El silencio en torno a las tareas del labrador es voluntario. Lo más importante en este caso no recae en los trabajos esmerados del “hombre”, sino en el proceso del crecimiento mismo de la semilla, hasta que llega a fructificar. Entonces el labrador de nuevo entra en acción. El objetivo principal de esta parábola, que sólo aparece en san Marcos, es sobre todo evidenciar el contraste entre el modesto inicio, y el final grandioso y mostrar que así es como acontece el Reino.
También la parábola del “grano de mostaza”, aunque no ignora el esfuerzo del campesino, enfatiza la acción divina que hace crecer la semilla. Su comienzo es modesto, incluso casi imperceptible, pero su dinámica interna, que depende sobre todo de Dios, empuja con gran fuerza. La pequeñez del grano de mostaza era proverbial, como aparece en dichos rabínicos, sin embargo, la planta, que crecía a las orillas del lago de Galilea, llegaba a alcanzar hasta tres metros de altura, superando así al resto de las hortalizas. Así sucede con el reinado de Dios. La comparación subraya que, si bien éste ya está presente modestamente, comporta una dinámica increíble e imparable y apunta a su poderosa manifestación.
El comienzo de la presencia del Reino, a pesar de su aparente modestia, confiere ya la certeza del gran final. La imagen de los pájaros anidando en las ramas, mientras en Ezequiel son una imagen que llama a que renazca la esperanza del restablecimiento de la dinastía davídica, a pesar de que parezca imposible, en san Marcos recuerda que, a pesar de todas las adversidades, al final, Dios llevará a cabo su proyecto de salvación.

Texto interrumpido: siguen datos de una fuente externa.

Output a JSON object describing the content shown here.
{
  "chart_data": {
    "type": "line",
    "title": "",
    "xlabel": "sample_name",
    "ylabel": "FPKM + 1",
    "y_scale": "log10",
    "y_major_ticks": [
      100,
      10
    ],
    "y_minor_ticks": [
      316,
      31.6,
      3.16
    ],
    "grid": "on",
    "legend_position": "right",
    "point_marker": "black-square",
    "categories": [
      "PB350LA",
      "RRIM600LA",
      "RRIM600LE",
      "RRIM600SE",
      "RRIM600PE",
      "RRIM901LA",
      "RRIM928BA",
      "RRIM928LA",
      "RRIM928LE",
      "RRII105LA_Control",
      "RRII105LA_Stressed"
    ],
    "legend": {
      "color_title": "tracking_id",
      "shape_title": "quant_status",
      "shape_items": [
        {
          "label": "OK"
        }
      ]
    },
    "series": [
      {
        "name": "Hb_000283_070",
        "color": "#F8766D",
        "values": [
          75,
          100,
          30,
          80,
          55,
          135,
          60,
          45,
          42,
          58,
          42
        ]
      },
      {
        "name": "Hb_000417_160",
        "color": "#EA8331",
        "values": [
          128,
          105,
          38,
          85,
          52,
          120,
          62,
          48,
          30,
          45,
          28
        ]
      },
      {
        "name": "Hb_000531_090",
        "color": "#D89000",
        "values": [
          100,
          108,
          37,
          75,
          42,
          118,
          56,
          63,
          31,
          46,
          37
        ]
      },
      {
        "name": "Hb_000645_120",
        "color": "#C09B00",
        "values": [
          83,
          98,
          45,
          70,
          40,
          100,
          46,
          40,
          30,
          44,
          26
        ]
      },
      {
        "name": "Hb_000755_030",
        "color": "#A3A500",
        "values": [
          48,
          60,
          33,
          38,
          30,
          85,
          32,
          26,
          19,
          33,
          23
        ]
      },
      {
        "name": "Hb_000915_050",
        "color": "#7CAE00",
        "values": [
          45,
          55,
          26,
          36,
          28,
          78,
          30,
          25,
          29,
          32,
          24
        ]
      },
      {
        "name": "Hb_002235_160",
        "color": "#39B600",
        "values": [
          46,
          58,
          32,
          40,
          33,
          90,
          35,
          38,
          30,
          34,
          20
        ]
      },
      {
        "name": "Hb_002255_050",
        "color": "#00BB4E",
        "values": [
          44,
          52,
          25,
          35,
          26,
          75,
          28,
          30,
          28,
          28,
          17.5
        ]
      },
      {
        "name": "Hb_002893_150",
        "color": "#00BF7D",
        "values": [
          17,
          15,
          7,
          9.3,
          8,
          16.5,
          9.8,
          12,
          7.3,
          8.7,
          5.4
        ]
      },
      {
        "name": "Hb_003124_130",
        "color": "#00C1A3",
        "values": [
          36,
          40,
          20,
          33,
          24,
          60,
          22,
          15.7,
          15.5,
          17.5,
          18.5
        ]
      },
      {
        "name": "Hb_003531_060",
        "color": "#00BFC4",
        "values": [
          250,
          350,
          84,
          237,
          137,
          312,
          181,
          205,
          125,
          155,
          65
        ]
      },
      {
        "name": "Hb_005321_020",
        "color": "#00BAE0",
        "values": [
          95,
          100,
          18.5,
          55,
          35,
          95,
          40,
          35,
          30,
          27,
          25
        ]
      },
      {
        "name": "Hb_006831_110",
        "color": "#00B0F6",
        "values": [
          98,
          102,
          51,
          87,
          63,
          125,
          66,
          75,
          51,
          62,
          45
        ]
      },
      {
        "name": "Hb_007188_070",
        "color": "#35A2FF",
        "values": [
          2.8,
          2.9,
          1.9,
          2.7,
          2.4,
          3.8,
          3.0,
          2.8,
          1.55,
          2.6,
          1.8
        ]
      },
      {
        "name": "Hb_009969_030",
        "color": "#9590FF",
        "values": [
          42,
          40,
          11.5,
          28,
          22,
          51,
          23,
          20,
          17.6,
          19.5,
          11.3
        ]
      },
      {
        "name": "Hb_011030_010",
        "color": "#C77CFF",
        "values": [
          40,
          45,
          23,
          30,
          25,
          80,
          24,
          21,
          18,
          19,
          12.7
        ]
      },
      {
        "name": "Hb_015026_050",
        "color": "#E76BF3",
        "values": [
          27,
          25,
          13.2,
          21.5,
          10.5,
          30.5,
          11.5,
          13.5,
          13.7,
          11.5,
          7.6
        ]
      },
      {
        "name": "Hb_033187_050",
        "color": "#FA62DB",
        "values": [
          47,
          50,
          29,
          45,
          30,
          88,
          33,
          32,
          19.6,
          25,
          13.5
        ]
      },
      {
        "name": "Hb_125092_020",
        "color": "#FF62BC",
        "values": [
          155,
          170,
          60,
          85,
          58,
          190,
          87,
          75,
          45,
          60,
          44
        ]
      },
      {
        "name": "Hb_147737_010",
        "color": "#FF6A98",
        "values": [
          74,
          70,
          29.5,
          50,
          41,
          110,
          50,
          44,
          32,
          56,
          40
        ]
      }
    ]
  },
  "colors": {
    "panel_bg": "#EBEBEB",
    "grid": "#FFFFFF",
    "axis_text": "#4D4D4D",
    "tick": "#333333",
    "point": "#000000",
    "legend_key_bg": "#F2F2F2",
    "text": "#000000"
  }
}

Ante situaciones como la inseguridad, la corrupción y la crispación social, podemos tener la tentación del desánimo. A veces pareciera que el mal está venciendo al bien, y corremos el riesgo de perder la confianza en Dios, como si Él no estuviera ya presente y no reinara ya entre nosotros. ¿No será acaso que confiamos más en nosotros mismos que en el Señor?
Si bien no podemos entender mal la parábola de la semilla que crece por sí sola y caer en pasividad negligente e irresponsable, sino que debemos poner lo mejor de nosotros mismos para trabajar en la construcción del Reino, tampoco podemos olvidar que el principal artífice es Dios mismo, de quien depende el dinamismo interno y crecimiento de su reino, en tanto que nosotros somos sólo fieles colaboradores suyos.
De ningún modo podemos perder la esperanza. Con la fuerza de la Palabra y de la Eucaristía, bajo la acción del Espíritu Santo, sigamos adelante con esfuerzos renovados, colaborando en el dinamismo del Reino y seguros de que Dios actúa siempre. Si un padre humano suele procurar el bien de sus hijos, con cuanta mayor razón el Padre por excelencia y fuente de toda paternidad nos mostrará siempre su amor y benevolencia.